Phylogenetic and modeling analyses reveal conserved residues in parasite actins. (A) Phylogenetic analysis depicts the similarity of parasite actins to ciliates and dinoflagellates. The shaded circles show confidence estimates for trees (N = 1000 permutations). Sequence accession numbers for each actin are given in Materials and Methods. (B) Model of TgACT1 structure depicting apicomplexan specific residues. Amino acids conserved among various organisms are projected on to an ADP actin structure based on their sequence alignment. Color code refers to conservation of residues as follow: red, conserved in most apicomplexans (typically all except Cryptosporidium); orange, conserved in all apicomplexans; yellow, conserved in apicomplexans, ciliates, and/or dinoflagellates.

Figure 7.

Conserved features of apicomplexan actins that are predicted to destabilize filaments. (A) Actin filament models were based on the Holmes structure.

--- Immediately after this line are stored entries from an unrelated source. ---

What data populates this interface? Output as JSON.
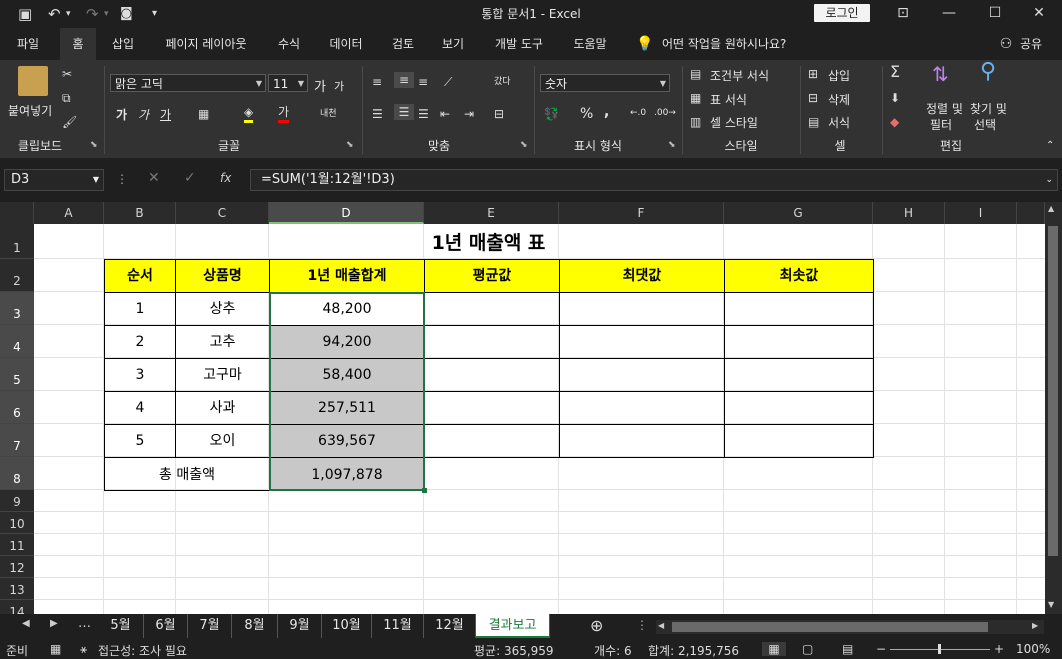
{
  "window": {
    "title": "통합 문서1  -  Excel",
    "login": "로그인",
    "buttons": {
      "ribbon_display": "⊡",
      "minimize": "—",
      "maximize": "☐",
      "close": "✕"
    }
  },
  "quick_access": {
    "save": "💾",
    "undo": "↶",
    "redo": "↷",
    "camera": "📷",
    "more": "▾"
  },
  "tabs": [
    {
      "label": "파일"
    },
    {
      "label": "홈"
    },
    {
      "label": "삽입"
    },
    {
      "label": "페이지 레이아웃"
    },
    {
      "label": "수식"
    },
    {
      "label": "데이터"
    },
    {
      "label": "검토"
    },
    {
      "label": "보기"
    },
    {
      "label": "개발 도구"
    },
    {
      "label": "도움말"
    }
  ],
  "tell_me": "어떤 작업을 원하시나요?",
  "share": "공유",
  "ribbon": {
    "clipboard": {
      "paste": "붙여넣기",
      "label": "클립보드"
    },
    "font": {
      "name": "맑은 고딕",
      "size": "11",
      "label": "글꼴",
      "bold": "가",
      "italic": "가",
      "underline": "가",
      "grow": "가",
      "shrink": "가",
      "phonetic": "내천"
    },
    "alignment": {
      "label": "맞춤",
      "wrap": "갔다"
    },
    "number": {
      "format": "숫자",
      "label": "표시 형식",
      "percent": "%",
      "comma": ","
    },
    "styles": {
      "conditional": "조건부 서식",
      "table": "표 서식",
      "cell": "셀 스타일",
      "label": "스타일"
    },
    "cells": {
      "insert": "삽입",
      "delete": "삭제",
      "format": "서식",
      "label": "셀"
    },
    "editing": {
      "sort_top": "정렬 및",
      "sort_bottom": "필터",
      "find_top": "찾기 및",
      "find_bottom": "선택",
      "label": "편집"
    }
  },
  "formula_bar": {
    "name_box": "D3",
    "formula": "=SUM('1월:12월'!D3)",
    "fx": "fx"
  },
  "columns": [
    "A",
    "B",
    "C",
    "D",
    "E",
    "F",
    "G",
    "H",
    "I"
  ],
  "rows": [
    "1",
    "2",
    "3",
    "4",
    "5",
    "6",
    "7",
    "8",
    "9",
    "10",
    "11",
    "12",
    "13",
    "14"
  ],
  "table": {
    "title": "1년 매출액 표",
    "headers": [
      "순서",
      "상품명",
      "1년 매출합계",
      "평균값",
      "최댓값",
      "최솟값"
    ],
    "rows": [
      [
        "1",
        "상추",
        "48,200"
      ],
      [
        "2",
        "고추",
        "94,200"
      ],
      [
        "3",
        "고구마",
        "58,400"
      ],
      [
        "4",
        "사과",
        "257,511"
      ],
      [
        "5",
        "오이",
        "639,567"
      ]
    ],
    "total_label": "총 매출액",
    "total_value": "1,097,878"
  },
  "sheet_tabs": [
    "5월",
    "6월",
    "7월",
    "8월",
    "9월",
    "10월",
    "11월",
    "12월",
    "결과보고"
  ],
  "active_sheet": "결과보고",
  "status": {
    "ready": "준비",
    "accessibility": "접근성: 조사 필요",
    "average": "평균: 365,959",
    "count": "개수: 6",
    "sum": "합계: 2,195,756",
    "zoom": "100%"
  },
  "colors": {
    "header_fill": "#ffff00",
    "selection_fill": "#c8c8c8",
    "selection_border": "#217346"
  }
}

Molecular modeling was used to determine contact points between adjacent monomers. The hydrophobic plug is shown in yellow. (B) Salt bridge between R39 and E276 of adjacent monomers in the filament formed by muscle actin. Within the hydrophobic plug (yellow) the position 269 is M. (C) In TgACT1, the alteration of residue 277 in subdomain 3 from E to R eliminates the potential salt bridge with R40 in subdomain 2, resulting instead in charge repulsion between adjacent monomers in the filament. Within the hydrophobic plug (yellow), residue 270 is changed from M to K: the resulting positive charge is likely to alter interaction with the hydrophobic pocket in the adjacent monomer. Both of these changes have the potential to destabilize the filament. (D) Residues of the hydrophobic plug for muscle, yeast, and TgACT1 showing the hydrophobic nature of this region that is disrupted by alteration of M/L to K in T. gondii.